The Warwickshire Fungus Group has recently been formed as an email group to enable the field meetings of the Warwickshire Fungus Survey See below to continue after the Survey was disbanded in 2021. Beginners are always welcome. To ensure that you do not arrive at a foray that has been cancelled or moved, it is important to be a member of the Warwickshire Fungus Group email group. The field meetings co-ordinator, John Walton, will send an e mail a few days before the meeting with any changes due to inclement weather or a poor fruiting period.

If you are planning to come to a meeting, it is your responsibility to check your emails for changes.

After a foray, please check A Fungus Flora of Warwickshire and the Additions to the Flora to confirm that any of the less-common species that you have collected have already been recorded for the County. If they have not, PLEASE KEEP DRIED MATERIAL for the herbarium. Please send lists of species that you have found on the forays in Warwickshire to John Walton. Where possible, please state the habitat and associated trees and plants for each record.

Permission has been obtained from landowners to collect for scientific purposes. In the interests of conservation, please do not collect more specimens than necessary for your personal use. We do not encourage collection of specimens for culinary purposes

The Warwickshire Fungus Group is an informal interest group with no formal status or legal identity. All attendees participating in events in our programme do so entirely at their own risk and no responsibility for any injury, loss or damage shall lie against the organisers. The distribution of events is not intended to and does not form any contract or any other legal relationship between the organisers and the participants. The Warwickshire Fungus Group is affiliated to the British Mycological Society.

The Warwickshire Fungus Group looks at fungi in the old Vice County of Warwickshire, which is Warwickshire as it was understood in 1852. Vice Counties


 


The Warwickshire Fungus Survey

The survey was started in 1965, at the suggestion of Dr. Nancy Montgomery, and with the close co-operation of Dr Gill Brand, ne้ Butler, then both of Birmingham University.

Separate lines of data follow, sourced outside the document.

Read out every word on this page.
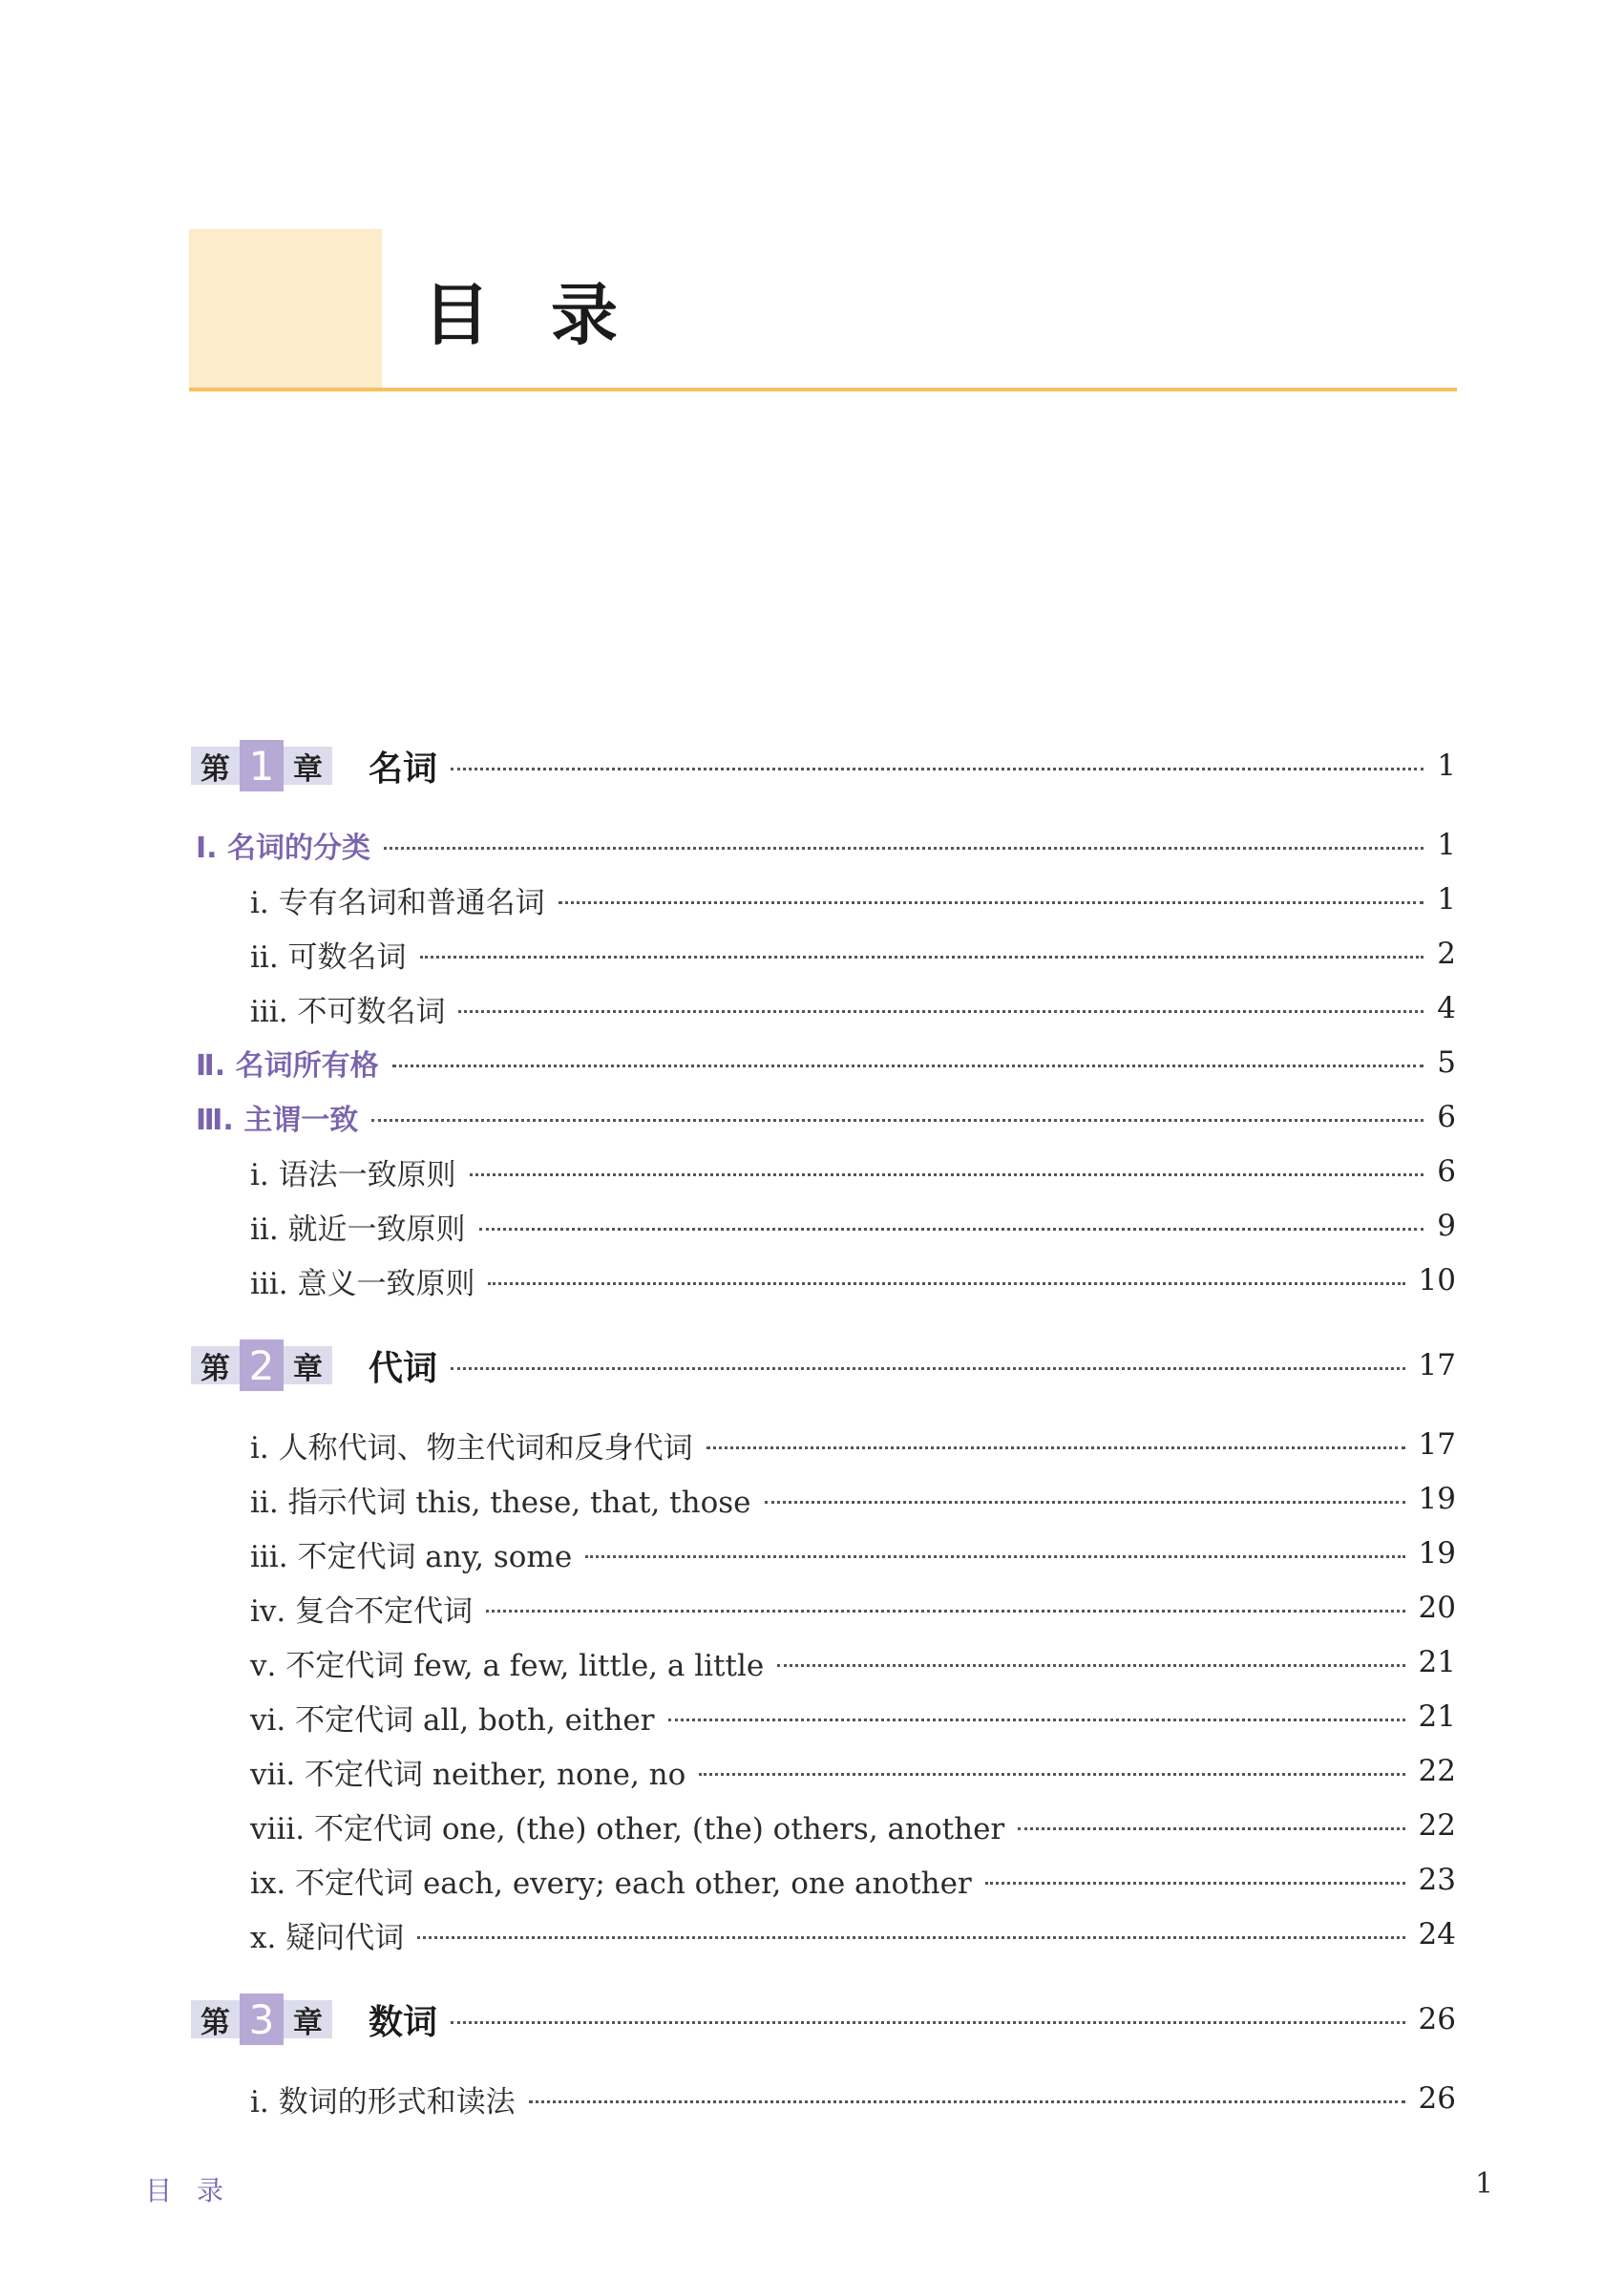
目录
第 1 章 名词	1
Ⅰ. 名词的分类	1
ⅰ. 专有名词和普通名词	1
ⅱ. 可数名词	2
ⅲ. 不可数名词	4
Ⅱ. 名词所有格	5
Ⅲ. 主谓一致	6
ⅰ. 语法一致原则	6
ⅱ. 就近一致原则	9
ⅲ. 意义一致原则	10
第 2 章 代词	17
ⅰ. 人称代词、物主代词和反身代词	17
ⅱ. 指示代词 this, these, that, those	19
ⅲ. 不定代词 any, some	19
ⅳ. 复合不定代词	20
ⅴ. 不定代词 few, a few, little, a little	21
ⅵ. 不定代词 all, both, either	21
ⅶ. 不定代词 neither, none, no	22
ⅷ. 不定代词 one, (the) other, (the) others, another	22
ⅸ. 不定代词 each, every; each other, one another	23
ⅹ. 疑问代词	24
第 3 章 数词	26
ⅰ. 数词的形式和读法	26
目录	1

An enthusiastic group of amateur and professional mycologists, worked during the following fifteen years to produce the Fungus Flora of Warwickshire. This group was the first of its kind anywhere, devoting itself to the identification of fungi, lichens and myxomycetes. The group was the mycological section of Birmingham Natural History Society. The society employed its resources to aid the production of the Flora.

The Fungus Flora was published in 1980 by the British Mycological Society and edited by the late Malcolm Clark. It contains detailed records of the fungi found in the area, at least one specimen with detailed notes was dried and kept in the herbarium.

It was obvious, even with the publication of the Flora that new species were still turning up, and that the Survey was well worth carrying on. Since 1980, supplements have been published in the Proceedings of the Birmingham Natural History Society. New members continue to join us.

For anyone who would like to refer to the archived 'Warwickshire Fungus Survey' website.   Warwickshire Fungus Survey



Vice-Counties
The Watsonian Vice Counties were devised by Hewett C. Watson and published first in 1852 in his 'Cybele Britannica'. Essentially they are based on the county divisions at the time, but a number of the larger counties were split up so that each vice-county would represent a more or less equal recording area. The vice-county system presents a standard recording pattern, to which all county floras follow. No matter how many boundary alterations are carried out by Government, the recording areas remain the same, so that exact comparisons can be made between present records and those published in the past. Details of the vice county boundaries, with both text and maps, were published by the Ray Society, (Dandy 1969).
Dandy, J.E. 1969 'Watsonian Vice Counties of Great Britain', the Ray Society, London.